Di recente (il 10 frebbraio) a Veneria sono stato alla prima assoluta  de Le Ventre de Paris, prodotto dal Centre de musique romantique française in cui in omaggio all’Expo viene esaltato il nesso tra gastronomia e musica utilizzando arie, duetti, terzetti e quartetti di opere, operette e musica popolare dai tempi della Rivoluzione francese all’inizio del Novecento. La ‘contaminatio’ o fusione funziona alla perfezione . Lo spettacolo sarà a Parigi al Théâtre des Bouffes du Nord in maggio ed a Milano al Teatro Paolo Grassi in giugno. Verrà poi ripreso in autunno al Théâtre des Bouffes du Nord e successivamente andrà in una lunga tournée.
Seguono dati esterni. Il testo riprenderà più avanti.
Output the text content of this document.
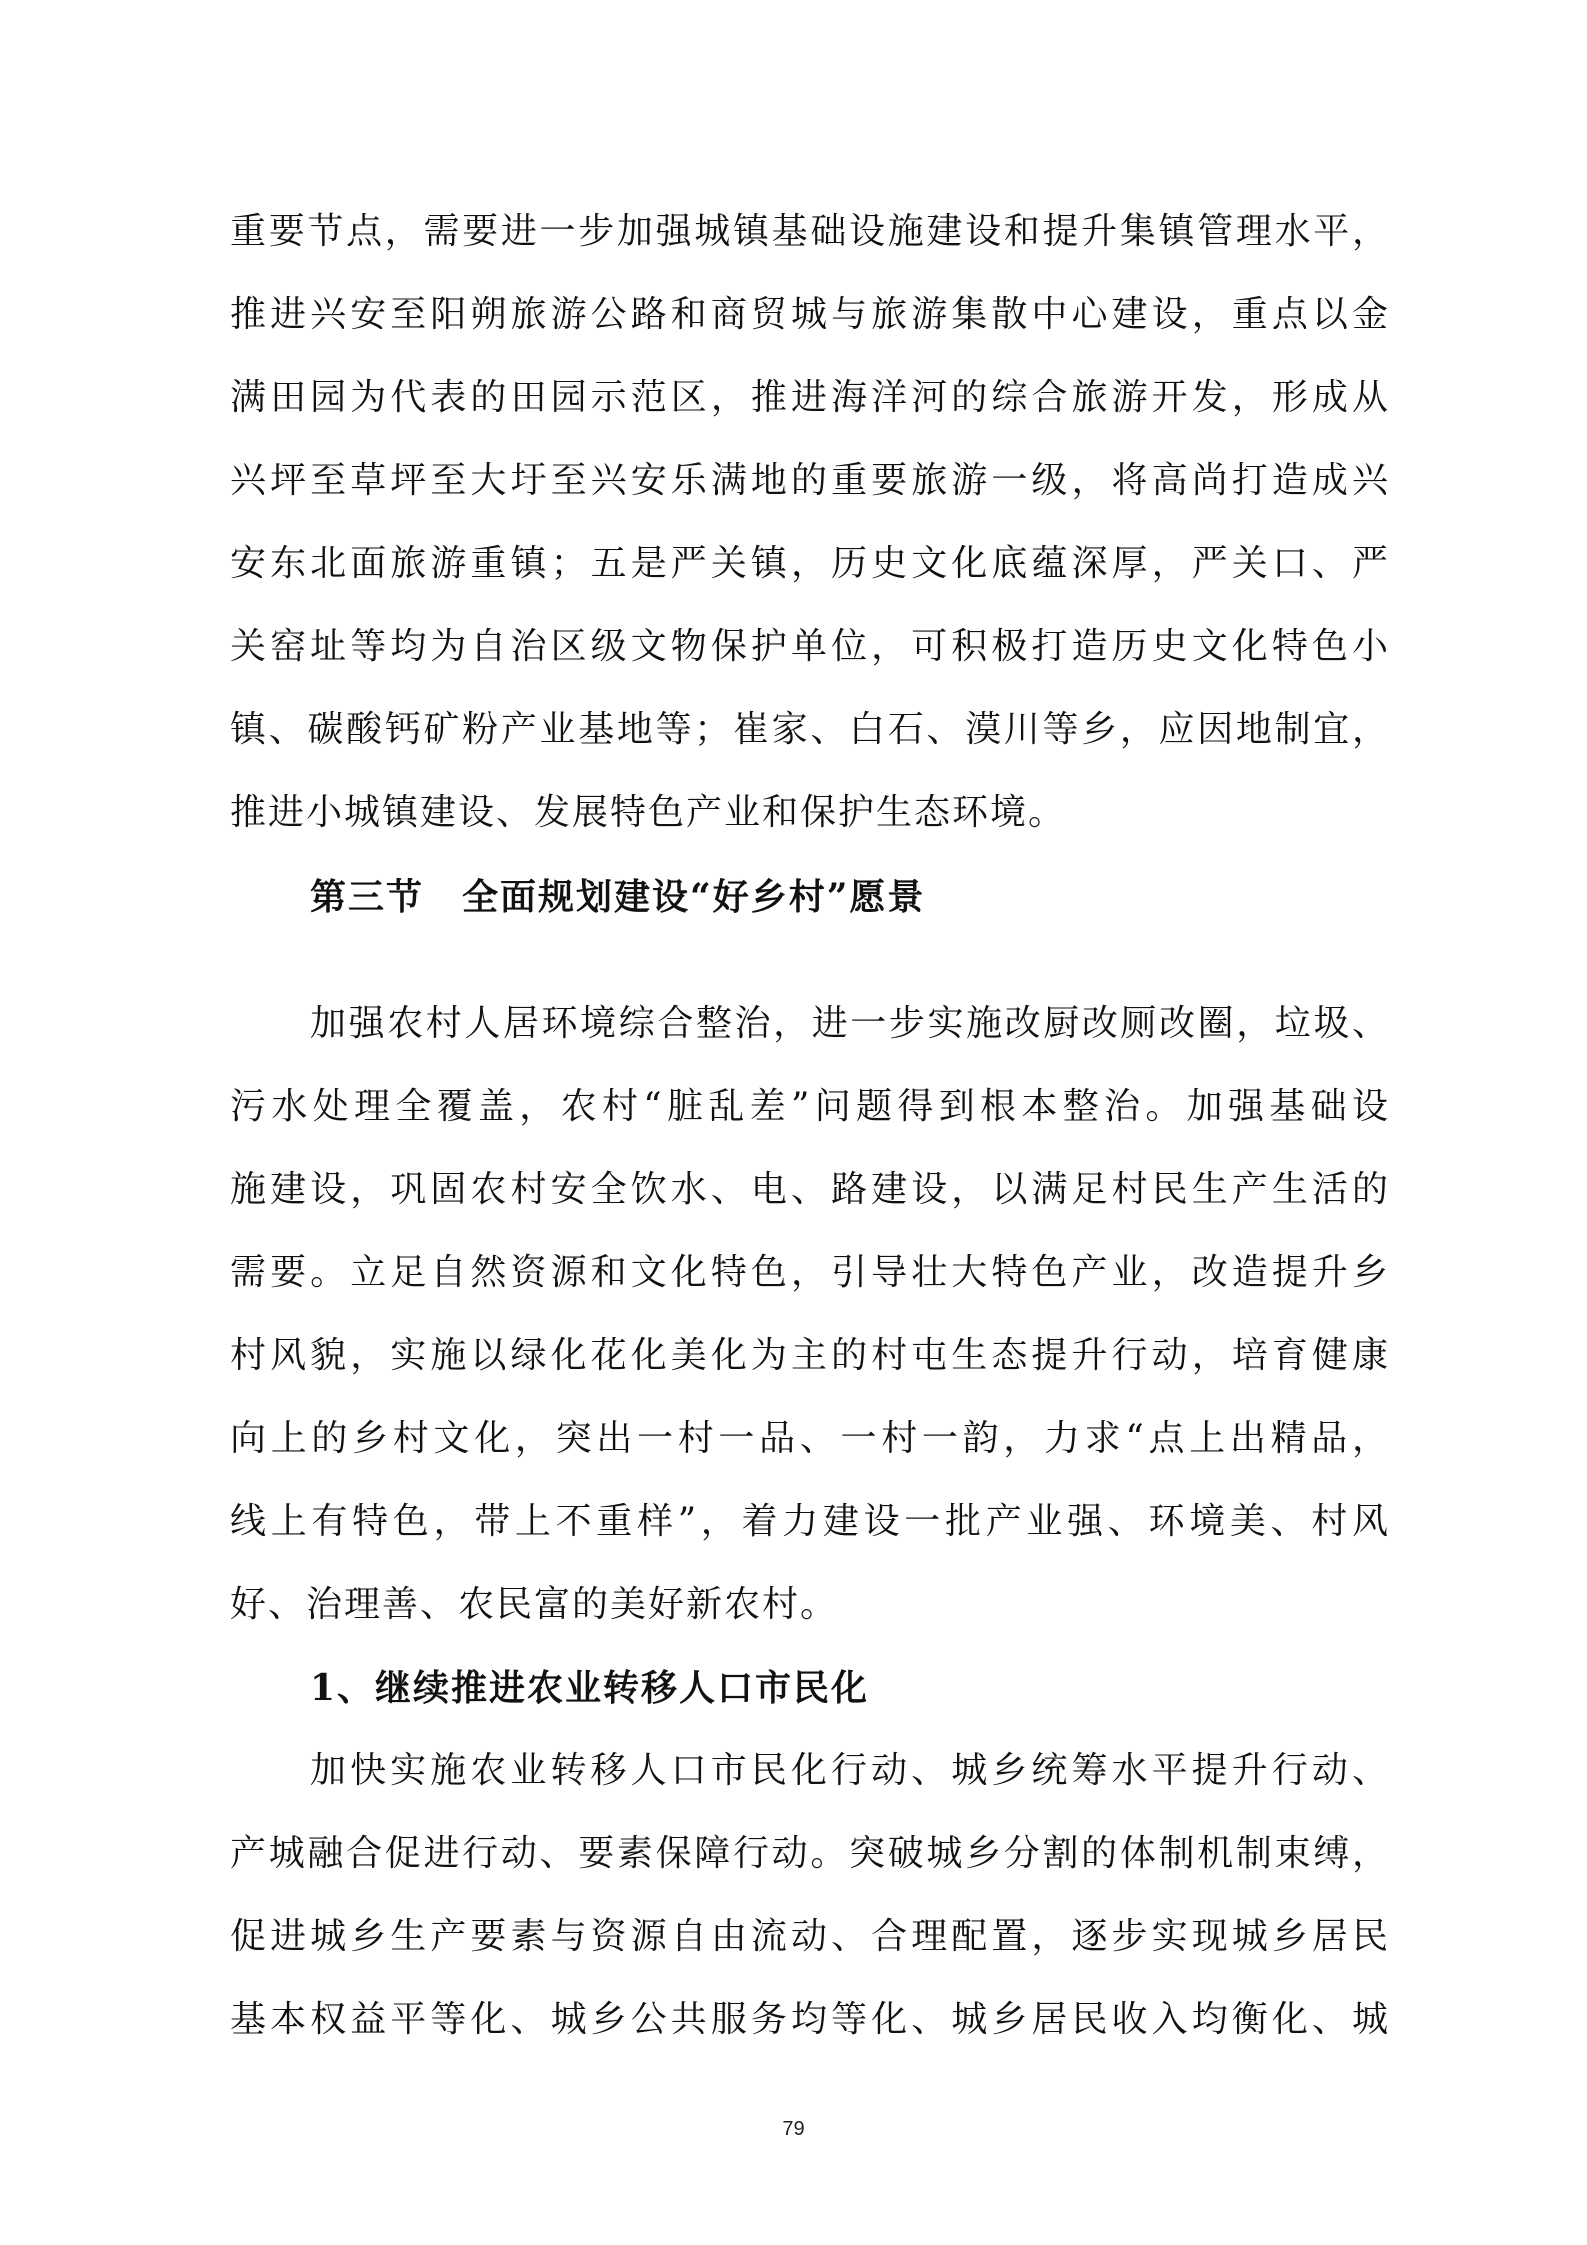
重要节点，需要进一步加强城镇基础设施建设和提升集镇管理水平，
推进兴安至阳朔旅游公路和商贸城与旅游集散中心建设，重点以金
满田园为代表的田园示范区，推进海洋河的综合旅游开发，形成从
兴坪至草坪至大圩至兴安乐满地的重要旅游一级，将高尚打造成兴
安东北面旅游重镇；五是严关镇，历史文化底蕴深厚，严关口、严
关窑址等均为自治区级文物保护单位，可积极打造历史文化特色小
镇、碳酸钙矿粉产业基地等；崔家、白石、漠川等乡，应因地制宜，
推进小城镇建设、发展特色产业和保护生态环境。
第三节　全面规划建设“好乡村”愿景
加强农村人居环境综合整治，进一步实施改厨改厕改圈，垃圾、
污水处理全覆盖，农村“脏乱差”问题得到根本整治。加强基础设
施建设，巩固农村安全饮水、电、路建设，以满足村民生产生活的
需要。立足自然资源和文化特色，引导壮大特色产业，改造提升乡
村风貌，实施以绿化花化美化为主的村屯生态提升行动，培育健康
向上的乡村文化，突出一村一品、一村一韵，力求“点上出精品，
线上有特色，带上不重样”，着力建设一批产业强、环境美、村风
好、治理善、农民富的美好新农村。
1、继续推进农业转移人口市民化
加快实施农业转移人口市民化行动、城乡统筹水平提升行动、
产城融合促进行动、要素保障行动。突破城乡分割的体制机制束缚，
促进城乡生产要素与资源自由流动、合理配置，逐步实现城乡居民
基本权益平等化、城乡公共服务均等化、城乡居民收入均衡化、城
79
In un saggio in uscita in aprile su La Nuova Antologia documento come i muri tra le differenti scuole musicali si siano abbattuti nell’ultimo quarto di secolo. Quelli tra i generi non ci sono mai stati: un esempio tra i tanti, nel suo capolavoro ‘Die tote Stadt’, tema lugubre come dice il titolo (‘La Città Morta’) Erich W. Korngold, uno dei maggiori compositori del Novecento storico, inserì una canzone popolare cantata in ciascuno dei tre atti.

E poi rcordiamoci che un cantante lirico come Bocelli ha cominciato la sua carriera da star proprio grazie al Festival di Sanremo.